Justifie sa décision la cour d'appel qui, pour déclarer un géomètre-topographe coupable d'exercice illégal de la profession de géomètre-expert, apprécie souverainement que les documents qu'il a établis ne sont pas des documents fiscaux dépourvus d'incidence foncière, mais ont, au contraire, pour effet de fixer de nouvelles limites de biens fonciers, peu important que le propriétaire actuel et le futur acquéreur en soient d'accord.

La société [1] a formé un pourvoi contre l'arrêt de la cour d'appel de Lyon, 7e chambre, en date du 8 septembre 2021, qui, pour exercice illégal de la profession de géomètre-expert, l'a condamnée à 1 000 euros d'amende avec sursis et a prononcé sur les intérêts civils.

LA COUR,

Faits et procédure

1. Il résulte de l'arrêt attaqué et des pièces de procédure ce qui suit.

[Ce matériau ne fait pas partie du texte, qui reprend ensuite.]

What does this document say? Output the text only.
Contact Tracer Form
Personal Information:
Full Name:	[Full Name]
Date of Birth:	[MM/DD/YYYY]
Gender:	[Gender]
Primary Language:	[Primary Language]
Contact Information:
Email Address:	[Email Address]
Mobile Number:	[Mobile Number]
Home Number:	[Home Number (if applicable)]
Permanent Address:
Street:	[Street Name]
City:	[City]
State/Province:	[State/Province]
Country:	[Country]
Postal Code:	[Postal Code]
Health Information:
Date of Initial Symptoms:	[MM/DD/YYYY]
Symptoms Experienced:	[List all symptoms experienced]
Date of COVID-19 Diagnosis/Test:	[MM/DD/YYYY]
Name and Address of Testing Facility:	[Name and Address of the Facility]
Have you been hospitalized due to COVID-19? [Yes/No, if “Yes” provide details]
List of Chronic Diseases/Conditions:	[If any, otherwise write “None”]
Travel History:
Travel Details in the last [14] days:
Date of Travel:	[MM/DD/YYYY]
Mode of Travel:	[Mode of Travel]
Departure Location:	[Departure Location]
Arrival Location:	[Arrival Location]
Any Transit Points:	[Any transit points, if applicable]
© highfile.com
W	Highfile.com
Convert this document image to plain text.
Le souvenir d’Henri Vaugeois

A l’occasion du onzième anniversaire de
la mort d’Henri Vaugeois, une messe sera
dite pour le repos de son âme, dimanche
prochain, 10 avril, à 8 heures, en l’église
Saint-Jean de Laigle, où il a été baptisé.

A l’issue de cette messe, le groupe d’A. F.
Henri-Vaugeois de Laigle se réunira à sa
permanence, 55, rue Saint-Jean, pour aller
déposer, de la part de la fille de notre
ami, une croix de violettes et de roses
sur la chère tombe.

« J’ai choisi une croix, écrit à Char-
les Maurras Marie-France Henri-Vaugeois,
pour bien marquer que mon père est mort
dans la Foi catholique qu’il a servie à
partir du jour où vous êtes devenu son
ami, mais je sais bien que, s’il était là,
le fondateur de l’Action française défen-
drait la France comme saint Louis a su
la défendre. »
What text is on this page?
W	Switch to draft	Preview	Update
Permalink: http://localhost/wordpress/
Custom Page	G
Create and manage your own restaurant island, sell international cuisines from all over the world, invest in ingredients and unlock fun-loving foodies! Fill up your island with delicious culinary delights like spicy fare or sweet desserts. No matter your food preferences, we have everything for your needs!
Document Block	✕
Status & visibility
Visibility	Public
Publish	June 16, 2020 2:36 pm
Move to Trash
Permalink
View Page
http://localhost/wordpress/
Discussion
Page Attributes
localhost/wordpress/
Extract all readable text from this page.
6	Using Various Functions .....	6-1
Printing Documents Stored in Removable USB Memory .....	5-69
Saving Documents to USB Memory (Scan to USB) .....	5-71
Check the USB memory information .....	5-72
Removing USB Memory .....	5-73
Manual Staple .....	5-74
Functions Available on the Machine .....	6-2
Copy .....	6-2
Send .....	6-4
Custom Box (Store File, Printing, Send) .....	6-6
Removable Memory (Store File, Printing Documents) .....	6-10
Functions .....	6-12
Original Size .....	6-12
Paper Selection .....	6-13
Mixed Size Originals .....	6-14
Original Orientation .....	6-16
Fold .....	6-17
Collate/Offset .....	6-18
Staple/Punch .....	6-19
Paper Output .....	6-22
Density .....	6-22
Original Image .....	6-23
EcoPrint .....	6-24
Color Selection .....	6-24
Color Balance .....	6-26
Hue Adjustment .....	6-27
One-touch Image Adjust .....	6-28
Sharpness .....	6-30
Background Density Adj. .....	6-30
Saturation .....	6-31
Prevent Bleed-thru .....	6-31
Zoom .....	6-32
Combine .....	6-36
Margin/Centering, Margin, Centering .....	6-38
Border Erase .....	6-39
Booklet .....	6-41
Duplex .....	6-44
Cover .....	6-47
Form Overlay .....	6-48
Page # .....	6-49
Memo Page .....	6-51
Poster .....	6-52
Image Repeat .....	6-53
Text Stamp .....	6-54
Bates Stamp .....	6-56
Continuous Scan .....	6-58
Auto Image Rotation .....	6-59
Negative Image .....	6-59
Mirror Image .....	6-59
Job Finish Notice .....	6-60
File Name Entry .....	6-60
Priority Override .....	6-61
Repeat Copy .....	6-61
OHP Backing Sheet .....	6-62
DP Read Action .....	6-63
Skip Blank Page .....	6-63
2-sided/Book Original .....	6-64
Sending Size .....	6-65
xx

2. Le Conseil régional des géomètres-experts de Lyon et le Conseil supérieur de l'ordre des géomètres-experts ont fait citer la société [1] devant le tribunal correctionnel du chef d'exercice illégal de la profession de géomètre-expert, à raison de l'établissement, les 17 avril et 19 octobre 2015, de deux documents d'arpentage relevant du monopole des géomètres-experts.

3. Les juges du premier degré l'ont déclarée coupable de ces faits et ont prononcé sur les intérêts civils.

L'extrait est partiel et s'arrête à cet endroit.